Atrazine or
simazine (s-chlorotriazines) was administered by gavage daily for 2 wk to female Sprague-Dawley and Fischer 344 rats at oral doses of 100 or 300 mg/kg to evaluate effects on body, ovary, uterus, and adrenal weights, estrous cycle stages, vaginal cytology, and plasma
hormone (
estradiol,
progesterone,
prolactin, and
corticosterone) levels. Significant reductions in
body weights of both Sprague-Dawley and Fischer 344 female rats at both dose levels were accompanied by a significant reduction in ovarian and uterine weights, and a decrease in circulating
estradiol levels. The magnitudes of the effects were less in Fischer 344 rats than in Sprague-Dawley rats, and the effects of
simazine were less pronounced than those of
atrazine at the same dose. A maximum tolerated dose (MTD: > or = 10%
body weight reduction) was estimated to be 100 mg/kg for
atrazine and 300 mg/kg for
simazine for both stains. The Sprague-Dawley female rats exhibited a treatment-related lengthening of the estrous cycle and an increased number of days characterized by cornified epithelial cells. This resulted in a greater percent of the cycle days spent in estrus and reduction in the percent of the cycle days spent in diestrus.

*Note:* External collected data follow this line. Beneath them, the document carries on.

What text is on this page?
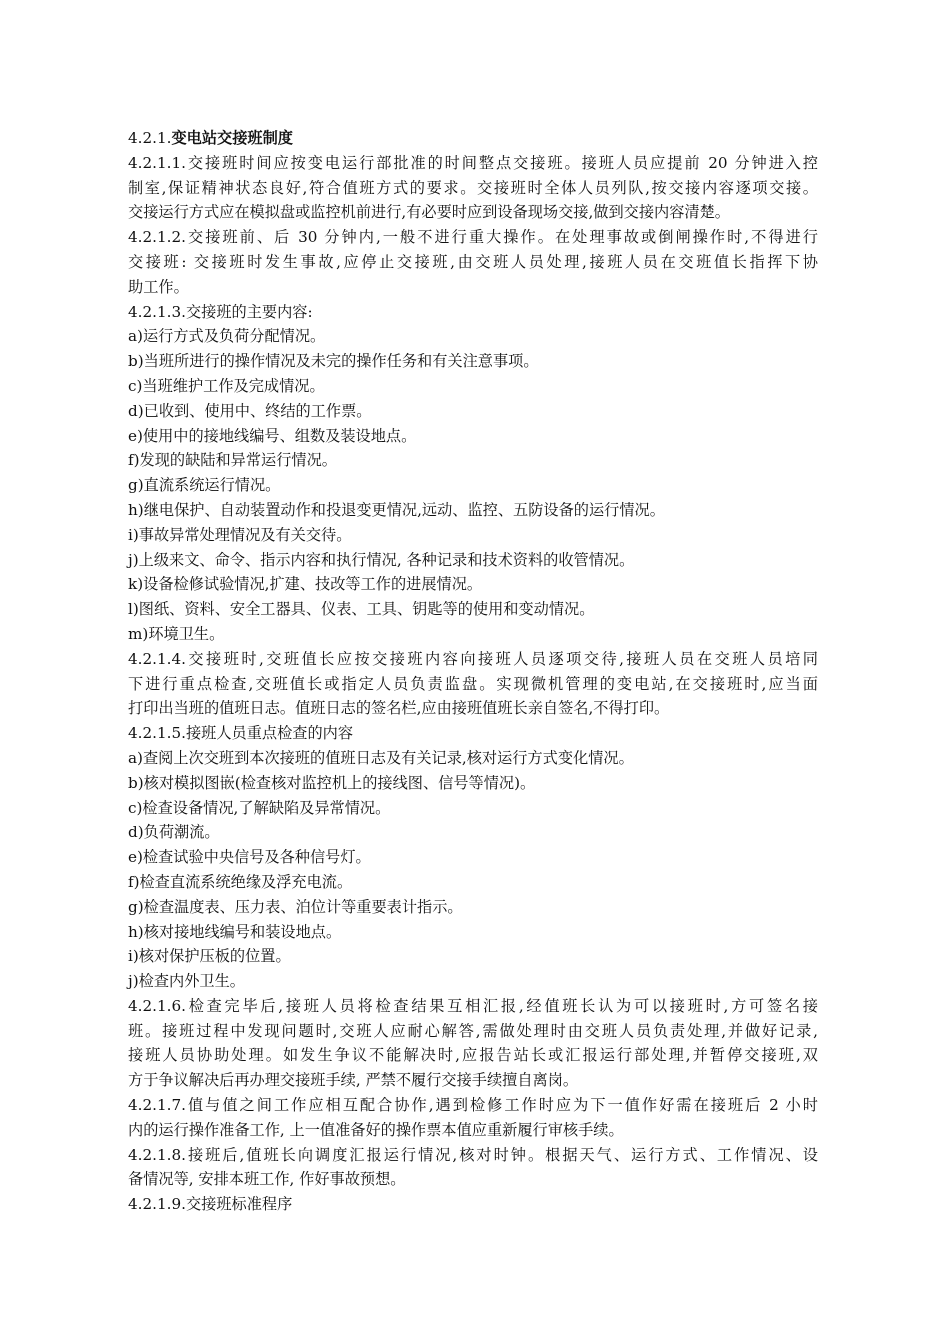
4.2.1.变电站交接班制度
4.2.1.1.交接班时间应按变电运行部批准的时间整点交接班。接班人员应提前 20 分钟进入控
制室,保证精神状态良好,符合值班方式的要求。交接班时全体人员列队,按交接内容逐项交接。
交接运行方式应在模拟盘或监控机前进行,有必要时应到设备现场交接,做到交接内容清楚。
4.2.1.2.交接班前、后 30 分钟内,一般不进行重大操作。在处理事故或倒闸操作时,不得进行
交接班: 交接班时发生事故,应停止交接班,由交班人员处理,接班人员在交班值长指挥下协
助工作。
4.2.1.3.交接班的主要内容:
a)运行方式及负荷分配情况。
b)当班所进行的操作情况及未完的操作任务和有关注意事项。
c)当班维护工作及完成情况。
d)已收到、使用中、终结的工作票。
e)使用中的接地线编号、组数及装设地点。
f)发现的缺陆和异常运行情况。
g)直流系统运行情况。
h)继电保护、自动装置动作和投退变更情况,远动、监控、五防设备的运行情况。
i)事故异常处理情况及有关交待。
j)上级来文、命令、指示内容和执行情况, 各种记录和技术资料的收管情况。
k)设备检修试验情况,扩建、技改等工作的进展情况。
l)图纸、资料、安全工器具、仪表、工具、钥匙等的使用和变动情况。
m)环境卫生。
4.2.1.4.交接班时,交班值长应按交接班内容向接班人员逐项交待,接班人员在交班人员培同
下进行重点检查,交班值长或指定人员负责监盘。实现微机管理的变电站,在交接班时,应当面
打印出当班的值班日志。值班日志的签名栏,应由接班值班长亲自签名,不得打印。
4.2.1.5.接班人员重点检查的内容
a)查阅上次交班到本次接班的值班日志及有关记录,核对运行方式变化情况。
b)核对模拟图嵌(检查核对监控机上的接线图、信号等情况)。
c)检查设备情况,了解缺陷及异常情况。
d)负荷潮流。
e)检查试验中央信号及各种信号灯。
f)检查直流系统绝缘及浮充电流。
g)检查温度表、压力表、泊位计等重要表计指示。
h)核对接地线编号和装设地点。
i)核对保护压板的位置。
j)检查内外卫生。
4.2.1.6.检查完毕后,接班人员将检查结果互相汇报,经值班长认为可以接班时,方可签名接
班。接班过程中发现问题时,交班人应耐心解答,需做处理时由交班人员负责处理,并做好记录,
接班人员协助处理。如发生争议不能解决时,应报告站长或汇报运行部处理,并暂停交接班,双
方于争议解决后再办理交接班手续, 严禁不履行交接手续擅自离岗。
4.2.1.7.值与值之间工作应相互配合协作,遇到检修工作时应为下一值作好需在接班后 2 小时
内的运行操作准备工作, 上一值准备好的操作票本值应重新履行审核手续。
4.2.1.8.接班后,值班长向调度汇报运行情况,核对时钟。根据天气、运行方式、工作情况、设
备情况等, 安排本班工作, 作好事故预想。
4.2.1.9.交接班标准程序
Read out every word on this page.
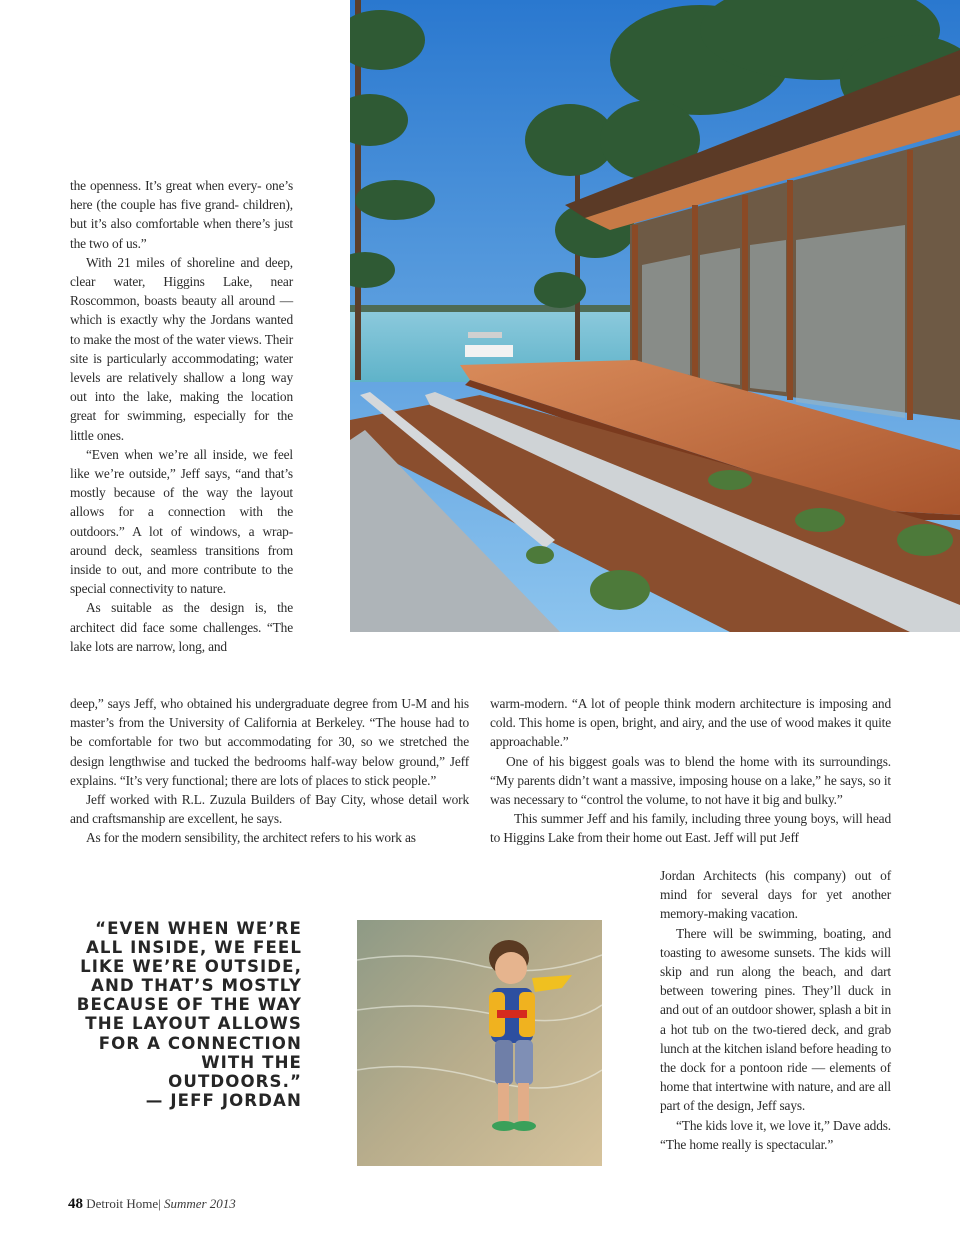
the openness. It’s great when every- one’s here (the couple has five grand- children), but it’s also comfortable when there’s just the two of us.”

With 21 miles of shoreline and deep, clear water, Higgins Lake, near Roscommon, boasts beauty all around — which is exactly why the Jordans wanted to make the most of the water views. Their site is particularly accommodating; water levels are relatively shallow a long way out into the lake, making the location great for swimming, especially for the little ones.

“Even when we’re all inside, we feel like we’re outside,” Jeff says, “and that’s mostly because of the way the layout allows for a connection with the outdoors.” A lot of windows, a wrap-around deck, seamless transitions from inside to out, and more contribute to the special connectivity to nature.

As suitable as the design is, the architect did face some challenges. “The lake lots are narrow, long, and

deep,” says Jeff, who obtained his undergraduate degree from U-M and his master’s from the University of California at Berkeley. “The house had to be comfortable for two but accommodating for 30, so we stretched the design lengthwise and tucked the bedrooms half-way below ground,” Jeff explains. “It’s very functional; there are lots of places to stick people.”

Jeff worked with R.L. Zuzula Builders of Bay City, whose detail work and craftsmanship are excellent, he says.

As for the modern sensibility, the architect refers to his work as

warm-modern. “A lot of people think modern architecture is imposing and cold. This home is open, bright, and airy, and the use of wood makes it quite approachable.”

One of his biggest goals was to blend the home with its surroundings. “My parents didn’t want a massive, imposing house on a lake,” he says, so it was necessary to “control the volume, to not have it big and bulky.”

This summer Jeff and his family, including three young boys, will head to Higgins Lake from their home out East. Jeff will put Jeff

Jordan Architects (his company) out of mind for several days for yet another memory-making vacation.

There will be swimming, boating, and toasting to awesome sunsets. The kids will skip and run along the beach, and dart between towering pines. They’ll duck in and out of an outdoor shower, splash a bit in a hot tub on the two-tiered deck, and grab lunch at the kitchen island before heading to the dock for a pontoon ride — elements of home that intertwine with nature, and are all part of the design, Jeff says.

“The kids love it, we love it,” Dave adds. “The home really is spectacular.”

“EVEN WHEN WE’RE ALL INSIDE, WE FEEL LIKE WE’RE OUTSIDE, AND THAT’S MOSTLY BECAUSE OF THE WAY THE LAYOUT ALLOWS FOR A CONNECTION WITH THE OUTDOORS.”
— JEFF JORDAN
48 Detroit Home| Summer 2013
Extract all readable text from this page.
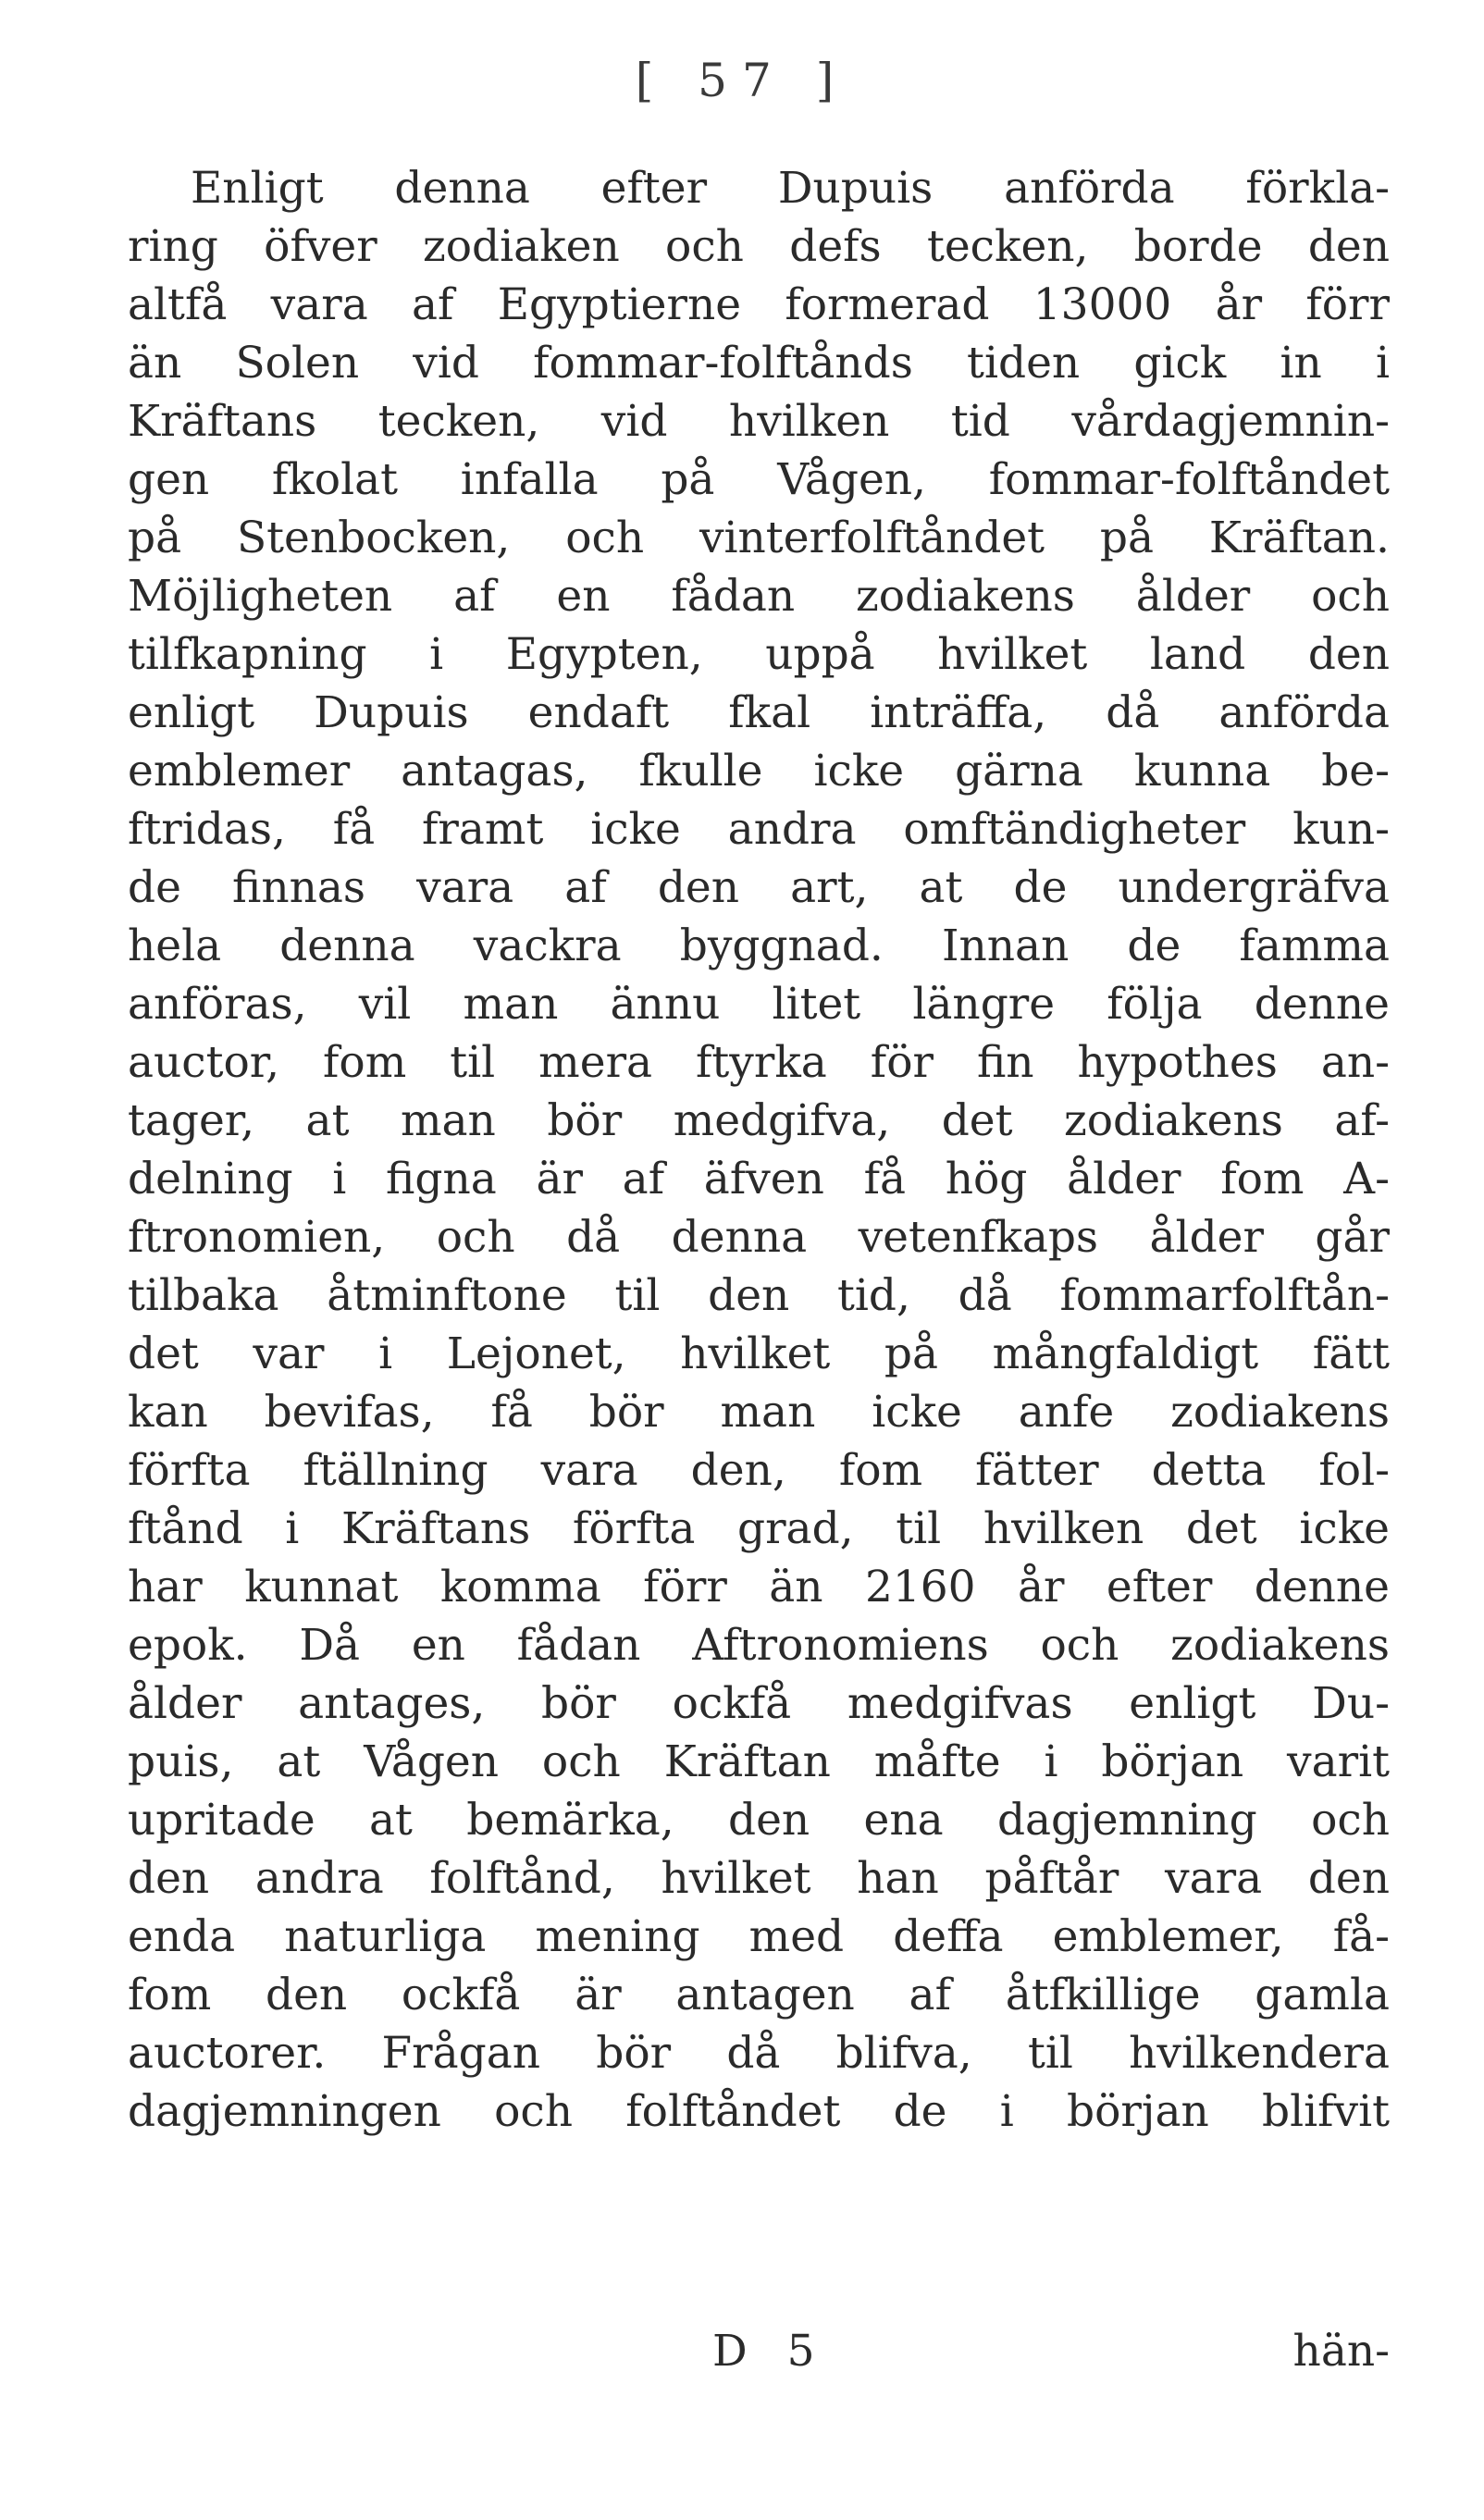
[ 57 ]
Enligt denna efter Dupuis anförda förkla-
ring öfver zodiaken och defs tecken, borde den
altfå vara af Egyptierne formerad 13000 år förr
än Solen vid fommar-folftånds tiden gick in i
Kräftans tecken, vid hvilken tid vårdagjemnin-
gen fkolat infalla på Vågen, fommar-folftåndet
på Stenbocken, och vinterfolftåndet på Kräftan.
Möjligheten af en fådan zodiakens ålder och
tilfkapning i Egypten, uppå hvilket land den
enligt Dupuis endaft fkal inträffa, då anförda
emblemer antagas, fkulle icke gärna kunna be-
ftridas, få framt icke andra omftändigheter kun-
de finnas vara af den art, at de undergräfva
hela denna vackra byggnad. Innan de famma
anföras, vil man ännu litet längre följa denne
auctor, fom til mera ftyrka för fin hypothes an-
tager, at man bör medgifva, det zodiakens af-
delning i figna är af äfven få hög ålder fom A-
ftronomien, och då denna vetenfkaps ålder går
tilbaka åtminftone til den tid, då fommarfolftån-
det var i Lejonet, hvilket på mångfaldigt fätt
kan bevifas, få bör man icke anfe zodiakens
förfta ftällning vara den, fom fätter detta fol-
ftånd i Kräftans förfta grad, til hvilken det icke
har kunnat komma förr än 2160 år efter denne
epok. Då en fådan Aftronomiens och zodiakens
ålder antages, bör ockfå medgifvas enligt Du-
puis, at Vågen och Kräftan måfte i början varit
upritade at bemärka, den ena dagjemning och
den andra folftånd, hvilket han påftår vara den
enda naturliga mening med deffa emblemer, få-
fom den ockfå är antagen af åtfkillige gamla
auctorer. Frågan bör då blifva, til hvilkendera
dagjemningen och folftåndet de i början blifvit
D 5	hän-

Atrazine-dosed Fischer 344 females also exhibited a significant trend toward cycle lengthening, but this was due to reduction in the percent of cycle spent in estrus and a concomitant increase in diestrual days. These findings suggest that treatment with doses of
triazine at or above the MTD may result in prolonged exposure to endogenous
estrogen in the Sprague-Dawley but not the Fischer 344 rat. These changes may account for the observed earlier onset and/or increased incidence of mammary
tumors in chlorotriazine-treated female Sprague-Dawley rats. This strain of rat is already known to be prone to a substantial development of mammary
tumors with advancing age, while the Fischer 344 strain is not as likely to exhibit this response.